Matt Cutts (head of Google Web Spam) last night updated the internet on the latest focus for Google’s algorithms. The focus of belt-tightening is now on Guest Blogging.
For anyone who is unsure of what Guest Blogging is…
Guest Blogging is the art of writing an article for another blogger/company/entity online. The term is fairly broad as you could apply the term Guest Blogging to guest writers on industry websites, or in fact freelancers on news sites.
A Quick History Lesson
Guest Blogging has been occurring for years. In the pre apocalyptical landscape that Panda and Penguin created, the value of Guest Blogging was fairly low on the agenda. SEO’s built PageRank (PR) 1, PR2, PR3 + links all the time, mainly focusing on text links rather than content articles. This is because agencies made good profit margins on this type of linking and in truth, it worked.
Shuffle forward closer to the Panda/Penguin updates and the Search industry started to move towards writing content and embedding links in OTHER PEOPLES SITES. I imagine someone reported how it had worked for their website and a premium was added on by agencies for this content writing service (which was often automated, leading to random articles which stuffed random anchor text keywords…)
The process was simple: Create article>Send to blog submission network in random country>Get link
Google realised that in no way was this good for the internet and realised just how much people were trying to circumnavigate their algorithm. They had been monitoring blog networks for a while, and realised that no one EVER READ the blogs which were being placed as the blog sites where very spammy.
With the swipe of a sword (or execution of code) Google de-indexed tens of thousands of blog networks (over 80,000). Business owners cried, agencies went bust and ironically many blogs were written about it.
Some time (and a lot of testing later) SEO’s realised that Google wanted relevant links (they had been saying this for years) and had to find a way of getting them. Blogs which had been previously fired into the online ether started to get placed on websites in a similar industry. The quality of content genuinely increased and (a little) more care was taken in strategy. In theory, this should have been ok…
Google’s Guest Blog Update
It’s never that simple in the world of SEO. Before long, people struggled to write good content.
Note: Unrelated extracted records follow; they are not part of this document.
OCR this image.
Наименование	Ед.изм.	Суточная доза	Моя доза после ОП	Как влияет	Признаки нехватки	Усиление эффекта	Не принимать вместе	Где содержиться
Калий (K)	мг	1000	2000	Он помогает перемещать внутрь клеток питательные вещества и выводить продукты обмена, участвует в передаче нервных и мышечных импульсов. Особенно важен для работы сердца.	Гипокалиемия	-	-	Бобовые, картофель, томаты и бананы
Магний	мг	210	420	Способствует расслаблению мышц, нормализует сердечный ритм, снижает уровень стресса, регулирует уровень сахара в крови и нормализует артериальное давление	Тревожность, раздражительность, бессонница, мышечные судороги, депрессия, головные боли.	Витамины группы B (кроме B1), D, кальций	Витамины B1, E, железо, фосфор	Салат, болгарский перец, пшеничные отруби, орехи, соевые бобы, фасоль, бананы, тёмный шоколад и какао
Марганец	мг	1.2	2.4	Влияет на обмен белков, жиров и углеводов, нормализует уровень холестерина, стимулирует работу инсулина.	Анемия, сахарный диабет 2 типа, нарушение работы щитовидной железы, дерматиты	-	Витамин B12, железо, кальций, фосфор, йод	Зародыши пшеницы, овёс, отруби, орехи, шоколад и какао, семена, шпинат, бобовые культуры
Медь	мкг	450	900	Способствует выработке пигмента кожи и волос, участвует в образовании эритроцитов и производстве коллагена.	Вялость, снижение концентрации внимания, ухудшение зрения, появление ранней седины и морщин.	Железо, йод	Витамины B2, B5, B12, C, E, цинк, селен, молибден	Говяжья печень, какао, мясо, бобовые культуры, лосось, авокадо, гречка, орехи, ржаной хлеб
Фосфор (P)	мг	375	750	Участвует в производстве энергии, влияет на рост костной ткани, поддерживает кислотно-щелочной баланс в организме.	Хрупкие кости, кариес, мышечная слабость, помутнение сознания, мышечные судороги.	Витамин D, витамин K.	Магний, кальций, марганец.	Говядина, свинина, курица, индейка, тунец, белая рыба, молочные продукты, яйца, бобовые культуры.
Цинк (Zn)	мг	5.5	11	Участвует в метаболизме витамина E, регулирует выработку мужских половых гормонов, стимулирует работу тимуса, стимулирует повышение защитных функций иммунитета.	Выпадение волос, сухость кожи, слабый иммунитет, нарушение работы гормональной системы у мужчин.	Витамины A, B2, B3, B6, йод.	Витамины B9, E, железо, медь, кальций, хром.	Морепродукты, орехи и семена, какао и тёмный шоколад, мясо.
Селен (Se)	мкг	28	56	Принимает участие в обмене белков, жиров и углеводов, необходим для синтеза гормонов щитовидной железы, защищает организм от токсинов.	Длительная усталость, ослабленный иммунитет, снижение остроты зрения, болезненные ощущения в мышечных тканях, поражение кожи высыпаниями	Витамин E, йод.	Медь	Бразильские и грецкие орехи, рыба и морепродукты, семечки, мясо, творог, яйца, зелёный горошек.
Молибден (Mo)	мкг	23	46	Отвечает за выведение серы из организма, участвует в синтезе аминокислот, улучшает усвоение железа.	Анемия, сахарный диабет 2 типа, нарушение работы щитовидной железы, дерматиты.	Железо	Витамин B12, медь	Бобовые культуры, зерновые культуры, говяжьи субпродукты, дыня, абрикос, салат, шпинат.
Agencies margins were squeezed due to having to get better writers and their arsenal of outreach techniques struggled.
There was no Creativity.
Agencies started sending out messages (as outlined by Matt Cutts) asking for their content to be placed on other websites. They promised good quality articles, bragged about how they knew what they were doing and preached ethical. They would even pay for the link (as long as it passed PageRank).
Backtrack to the start of this blog entry.
‘Old’ SEO: Place link on website (PR1,2,3,etc) which passes PageRank and pay for Link
‘New’ SEO: Place link on website (PR1,2,3,etc) which passes PageRank and pay for Link
See why they are looking to stop it?
What does this mean for SEO?
Firstly, SEO isn’t dead.
What Matt Cutts (and Google) are saying, is don’t pay for links. If you do guest post, use a NoFollow on the anchor text. If you are Guest Blogging for a genuine reason, you won’t care about passing authority, right?
If you are already doing the above, then great. This will probably mean you have many other good techniques for building natural high quality links. You write good copy, you produce interesting material, you actively engage with users through a creative medium and use Social to tell everybody about it. You are a Content Marketer.
If you don’t do the above, and rely on Guest Blogging or Article submissions, or anything else which you consider “a little dodgy”, then all the best. After Google deindex the Guest Blogs which have helped you to increase authority, and your websites rankings drop, re read this article.
What’s next for SEO?
This will be the start for the next phase of Google changes. I work with lots of bloggers who have really succesful blogs (top 50 in their specialism!). They get DAILY emails from SEO agencies acting on their clients behalf, which go something like this:
Hi XXX we are an amazing agency based in the UK. We see that you are a top [insertbloggertype] and would love you to review our clients product. we will pay you for writing a review on your blog of their product, or alternatively give you X item. All we ask for is a DoFollow Link a couple of times in the article, we could even write the blog for you!!
Lots of Love
See the similarities in ‘review for links’?
My advice is to analyse all of your link building practices. If you can honestly say that “Place link on website (PR1,2,3,etc) which passes PageRank and pay for Link” isn’t part of what you are doing, then you may just be OK.